The present house was built by Westby Gill c. 1740 for Robert Fenwick, the son of John and Jane, who was MP for Lancaster. Robert died unmarried and the estate passed to a nephew John Wilson, who took the surname Fenwick. He died without an heir and the estate passed to his cousin Nicholas Lambert, who also took the name of Fenwick and died childless. It then passed to his cousin's son Thomas Lambert who also changed his name to Fenwick.

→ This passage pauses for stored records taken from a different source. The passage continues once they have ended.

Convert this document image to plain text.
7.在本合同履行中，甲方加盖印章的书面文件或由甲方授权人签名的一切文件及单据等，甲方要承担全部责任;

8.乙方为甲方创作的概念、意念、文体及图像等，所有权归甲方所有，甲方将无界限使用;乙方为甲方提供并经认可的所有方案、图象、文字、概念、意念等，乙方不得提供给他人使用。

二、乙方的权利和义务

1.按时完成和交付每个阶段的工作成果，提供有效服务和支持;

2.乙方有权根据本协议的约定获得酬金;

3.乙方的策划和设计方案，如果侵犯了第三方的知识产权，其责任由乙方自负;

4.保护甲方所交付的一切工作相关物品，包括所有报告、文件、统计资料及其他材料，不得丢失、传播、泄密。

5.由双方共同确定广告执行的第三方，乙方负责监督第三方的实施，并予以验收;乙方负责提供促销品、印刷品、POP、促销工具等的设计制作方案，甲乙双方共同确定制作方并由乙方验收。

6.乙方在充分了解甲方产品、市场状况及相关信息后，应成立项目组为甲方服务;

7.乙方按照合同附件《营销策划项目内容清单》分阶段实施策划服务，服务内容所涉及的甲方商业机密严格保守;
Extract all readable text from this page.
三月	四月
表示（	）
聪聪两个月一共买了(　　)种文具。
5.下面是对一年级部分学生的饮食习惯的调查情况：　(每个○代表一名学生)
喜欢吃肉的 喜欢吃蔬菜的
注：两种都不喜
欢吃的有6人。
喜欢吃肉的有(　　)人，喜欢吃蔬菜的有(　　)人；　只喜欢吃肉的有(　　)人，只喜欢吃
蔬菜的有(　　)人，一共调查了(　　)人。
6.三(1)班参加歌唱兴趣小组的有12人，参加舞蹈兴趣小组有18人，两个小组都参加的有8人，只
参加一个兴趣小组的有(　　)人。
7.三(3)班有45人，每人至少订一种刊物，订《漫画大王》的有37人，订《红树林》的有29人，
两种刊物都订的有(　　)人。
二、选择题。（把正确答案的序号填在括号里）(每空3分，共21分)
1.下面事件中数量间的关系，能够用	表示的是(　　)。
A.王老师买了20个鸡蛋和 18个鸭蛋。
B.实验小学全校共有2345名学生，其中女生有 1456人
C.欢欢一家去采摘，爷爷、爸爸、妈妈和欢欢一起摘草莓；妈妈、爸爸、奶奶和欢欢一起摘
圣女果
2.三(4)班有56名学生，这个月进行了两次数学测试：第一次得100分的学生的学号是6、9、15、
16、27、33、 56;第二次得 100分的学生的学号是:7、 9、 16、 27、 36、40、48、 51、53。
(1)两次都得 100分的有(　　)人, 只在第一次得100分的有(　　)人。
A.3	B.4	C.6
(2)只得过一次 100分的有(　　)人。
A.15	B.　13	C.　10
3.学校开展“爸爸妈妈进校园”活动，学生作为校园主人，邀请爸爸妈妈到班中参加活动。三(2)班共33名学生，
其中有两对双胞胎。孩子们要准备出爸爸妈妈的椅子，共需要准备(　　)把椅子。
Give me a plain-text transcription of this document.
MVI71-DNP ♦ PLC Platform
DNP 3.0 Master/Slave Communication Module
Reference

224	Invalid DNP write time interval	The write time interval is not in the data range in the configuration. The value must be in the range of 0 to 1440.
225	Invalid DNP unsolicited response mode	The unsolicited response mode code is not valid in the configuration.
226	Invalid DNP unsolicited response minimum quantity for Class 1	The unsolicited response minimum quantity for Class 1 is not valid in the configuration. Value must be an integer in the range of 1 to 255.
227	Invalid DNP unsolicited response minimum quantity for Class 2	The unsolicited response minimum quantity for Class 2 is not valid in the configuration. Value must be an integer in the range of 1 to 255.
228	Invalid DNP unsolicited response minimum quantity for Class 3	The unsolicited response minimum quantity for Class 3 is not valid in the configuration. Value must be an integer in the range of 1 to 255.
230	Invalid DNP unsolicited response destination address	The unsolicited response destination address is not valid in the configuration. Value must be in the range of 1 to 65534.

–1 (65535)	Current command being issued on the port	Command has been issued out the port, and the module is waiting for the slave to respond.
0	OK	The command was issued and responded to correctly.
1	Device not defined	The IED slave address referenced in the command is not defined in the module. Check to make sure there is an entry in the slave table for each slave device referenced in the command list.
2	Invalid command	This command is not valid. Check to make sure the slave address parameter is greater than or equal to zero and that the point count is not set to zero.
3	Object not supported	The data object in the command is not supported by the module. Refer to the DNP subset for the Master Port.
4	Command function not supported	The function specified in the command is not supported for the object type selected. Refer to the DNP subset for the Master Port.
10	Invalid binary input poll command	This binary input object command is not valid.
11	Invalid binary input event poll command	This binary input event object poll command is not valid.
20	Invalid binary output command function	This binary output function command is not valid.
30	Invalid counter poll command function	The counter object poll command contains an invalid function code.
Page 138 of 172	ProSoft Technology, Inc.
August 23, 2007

The estate came down to Sarah Fenwick Bowen who married Edward Matthew Reid, who also then took the surname of Fenwick, after which ownership passed down through successive further generations of Fenwicks.

In 2014 the house underwent extensive renovation work including the demolition of a modern glazed link building between the Hall and the Stable Block. The work was done by Mason Gillibrand Architects of Caton.

In November 2016 at the Georgian Group Awards held at the Royal Institute of British Architects (RIBA) headquarters in London the project was given a commendation in the 'Restoration of a Georgian Country House' category.